2)People play and see way more hands online than they do in brick and mortar game so trends are more pronounced and the probability for everyone having a good hand at one time is increased.
3)They are just sore losers and are the same people who claim "cheat" or "rigged" in brick and mortar games.
I ask what your thoughts on this are and for anyone elses thoughts?
By the way, I am in no way statistical genius, but I do have a statistics background and statistical analysis is part of my profession. The card shuffling stat is one I picked up from a statistics course in university and could be wrong. I could be way off base as well.
Answer: 1
The order in which people show their hands is as follows. First, if someone bets and there are calls on the river, the person who bet has to reveal their cards first. Then in clock wise order, each player who called much also show (or you could muck if you don't have a winner). Second, if everyone checked on the river, then the first person closest to the left of the dealer button has to show.
Answer: 2
First of all, here is the link you sent in regarding randomness:
http://www.maa.org/mathland/mathtrek_10_16_00.html
It is true that people see more hands online than they do in brick and mortar establishments. I'm not sure though if online play is anymore random than offline play.

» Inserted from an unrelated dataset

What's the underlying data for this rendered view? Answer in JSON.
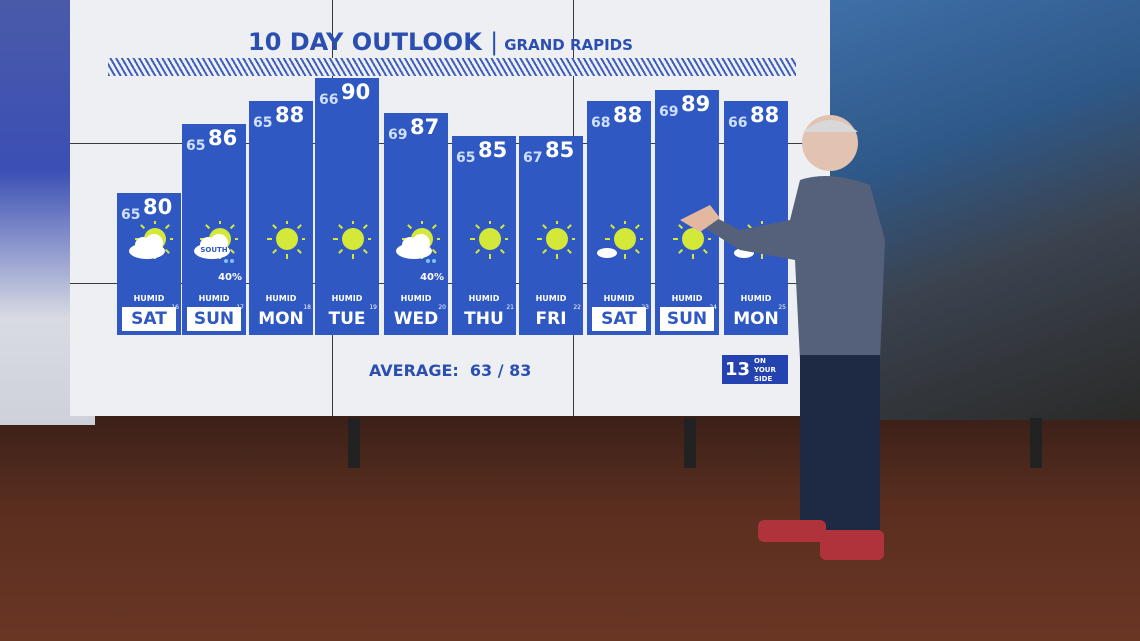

- most of the time, there is a difference between a professional dealer's deal and what you'll find at a home game.
- even if the cards weren't perfectly random, the flaw wouldn't favor any one player
- I'm not sure if we can apply everything in the study above to poker dealing. In poker, there is also a scrambling of the deck before shuffling occurs. The scramble is where all cards are placed face down on the table in a big pile and the dealer messes them all up in circular motions like a kid might do. I'm sure that adds to the randomness to break apart hands in the previous deal. Also, there is the riffle and mixes the cards from the top and bottom into the middle. I have an automatic dealer machine at my house and sometimes we joke about what would happen if we just put it through the shuffler twice. The deck would come out exactly how it went it because it just layers one card over the other.
- there may very well be a difference between online and offline dealing but I don't think that online cardrooms maliciously rig deals to increase the pot size because every cardroom I've played online already has limits for the rake and it doesn't matter if the pot is $1 over that or $10,000 over it -- they don't make any more money. And that is the ultimate evidence for why casinos don't cheat is because they don't need to. But if you don't feel comfortable at a site, just leave and play elsewhere, there is plenty of competition to earn your business.